Judy and Mme. Binh, Hanoi 2013
RANDY; One story that may explain why I feel that this is her meaning…. When I was in North Vietnam with Eldridge and the others, we met one day with Pham Van Dong. Though I don’t remember the context, he said something that has stayed with me all these years. He said, “Vietnamese Communism is a blend of Marxism-Leninism and Buddhism. It is our unique way.”
JUDY: I love that quote! And also what you said about Mme. Binh.
RANDY: You probably don’t know this about me, but I have been a very serious Buddhist meditator for decades, since just a couple of years after returning from Viet Nam in 1970 and then going to Paris in the summer of 1971 to meet with Mme Binh. it was Pham Van Dong’s words that led to my interest in Buddhism. I went to my first Buddhist retreat in September 1973. I have often joked that I went to Asia (remember — North Korea, North Viet Nam and China!) a Communist and came back a Buddhist. A bit flip, but it has some truth.

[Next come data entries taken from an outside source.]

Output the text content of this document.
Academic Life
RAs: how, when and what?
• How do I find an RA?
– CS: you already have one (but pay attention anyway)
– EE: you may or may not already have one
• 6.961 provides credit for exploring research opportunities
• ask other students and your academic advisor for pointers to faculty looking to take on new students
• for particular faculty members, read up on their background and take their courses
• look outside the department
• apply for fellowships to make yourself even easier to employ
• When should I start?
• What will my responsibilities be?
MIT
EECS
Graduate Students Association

JUDY: A friend of mine, a widow and like you a Buddhist, talked me into taking a course about Buddhism called “Awakening Joy. ” I’m learning a lot. Meditation techniques help. Old age, suffering and death are inevitable and universal. I want to learn how to approach my life with compassion. But there’s something about Buddhism I really resist. How do I reconcile accepting pain, suffering and death with what all of us, and especially Mme. Binh believed in : fighting against oppression and for national liberation? If one accepts the inevitability of death, why not accept the inevitability of foreign occupation? If one accepts suffering as part of life, why fight against being poisoned by Agent Orange? Is suffering caused by injustice right to fight against, while the best response to inevitable suffering is, as Mme Binh says, to tell yourself, ‘Life is like that, What can we do?” I guess what I’m really asking is – where does being a rebel fit in? So this is what I wrestle with about Buddhism.

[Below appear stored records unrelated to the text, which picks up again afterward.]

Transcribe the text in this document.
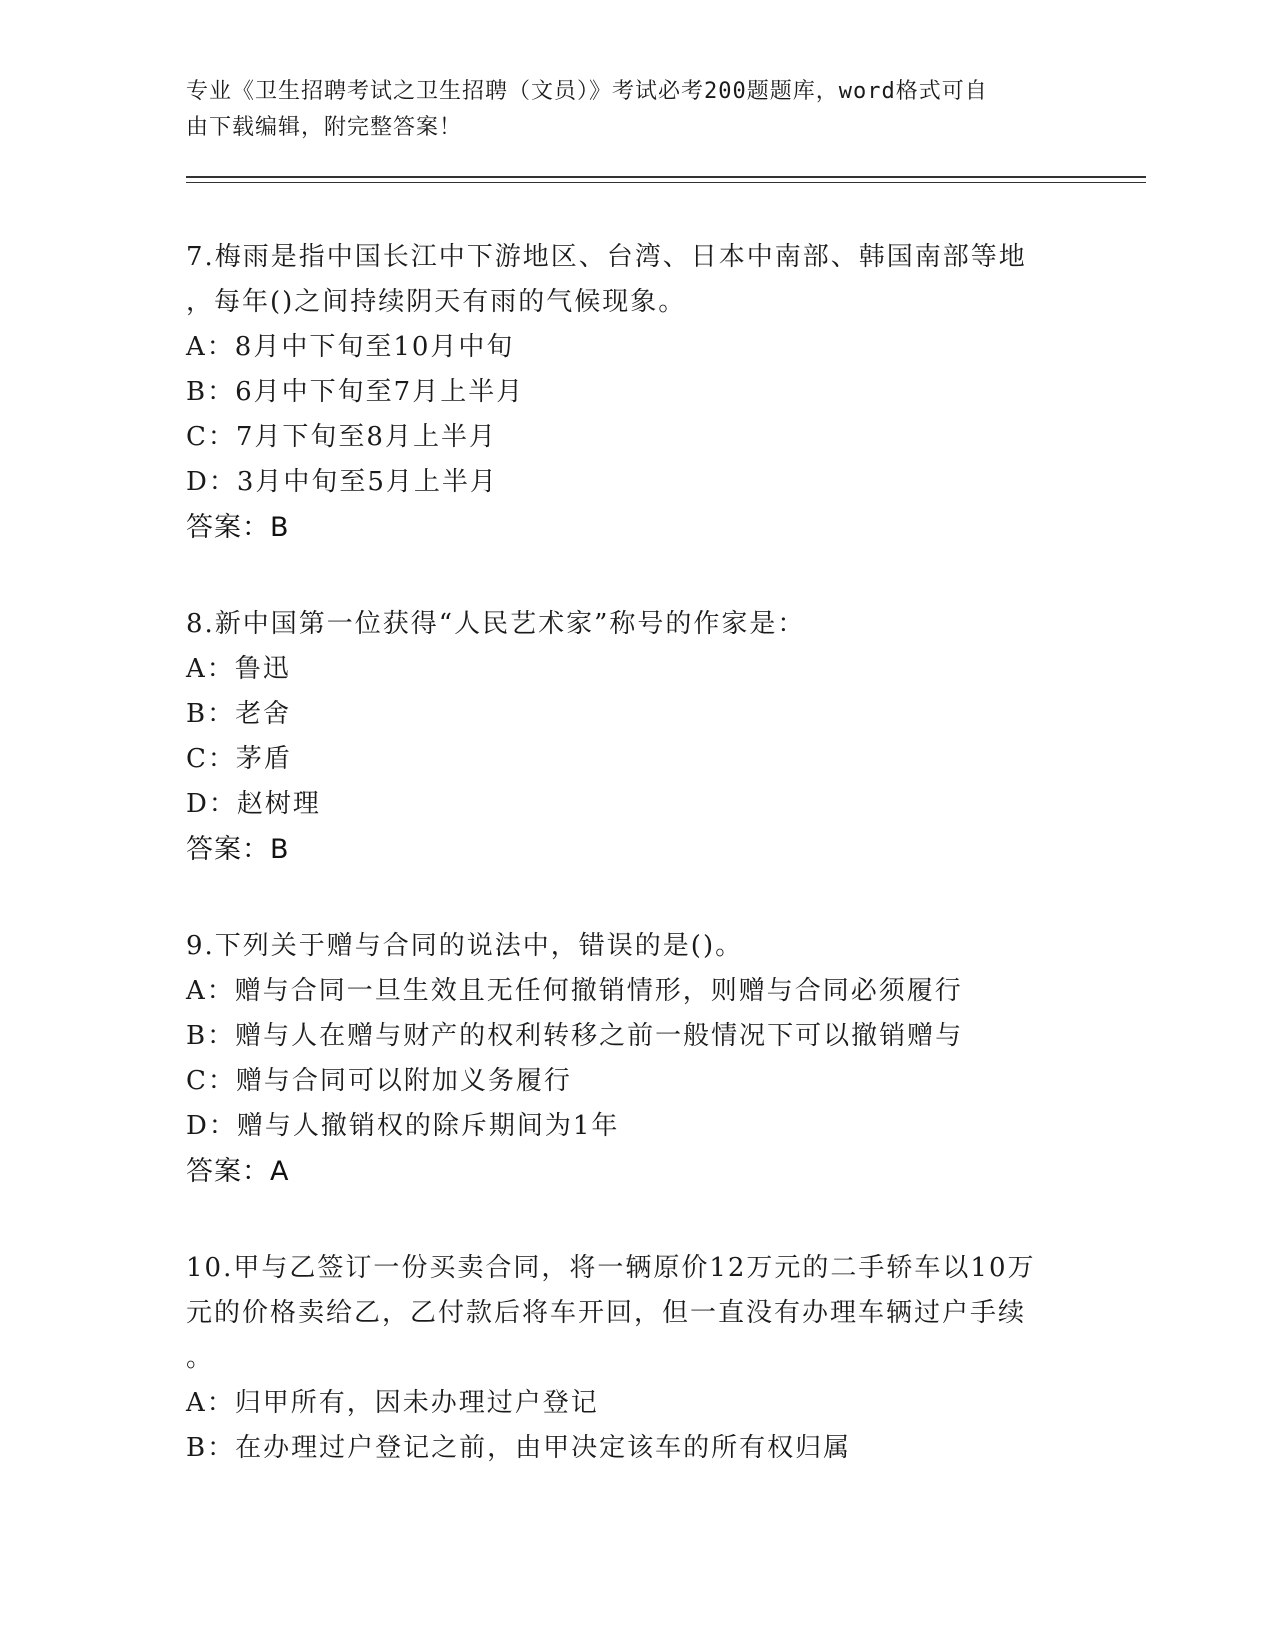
专业《卫生招聘考试之卫生招聘（文员）》考试必考200题题库，word格式可自
由下载编辑，附完整答案！
7.梅雨是指中国长江中下游地区、台湾、日本中南部、韩国南部等地
，每年()之间持续阴天有雨的气候现象。
A：8月中下旬至10月中旬
B：6月中下旬至7月上半月
C：7月下旬至8月上半月
D：3月中旬至5月上半月
答案：B
8.新中国第一位获得“人民艺术家”称号的作家是：
A：鲁迅
B：老舍
C：茅盾
D：赵树理
答案：B
9.下列关于赠与合同的说法中，错误的是()。
A：赠与合同一旦生效且无任何撤销情形，则赠与合同必须履行
B：赠与人在赠与财产的权利转移之前一般情况下可以撤销赠与
C：赠与合同可以附加义务履行
D：赠与人撤销权的除斥期间为1年
答案：A
10.甲与乙签订一份买卖合同，将一辆原价12万元的二手轿车以10万
元的价格卖给乙，乙付款后将车开回，但一直没有办理车辆过户手续
。
A：归甲所有，因未办理过户登记
B：在办理过户登记之前，由甲决定该车的所有权归属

RANDY: This is an amazing and important conversation. And believe me, I have struggled with EXACTLY the question about activism/acceptance that you have raised. I have some thoughts, but of course no answers. It is our particular koan as social justice advocates.
Randy’s words reprinted with her permission. To be continued….
ADDENDUM: I reported this conversation to Kokko, my acupuncturist and Chinese herbalist.
KOKKO: You were a monk in a past life. You don’t have to come back and do it again.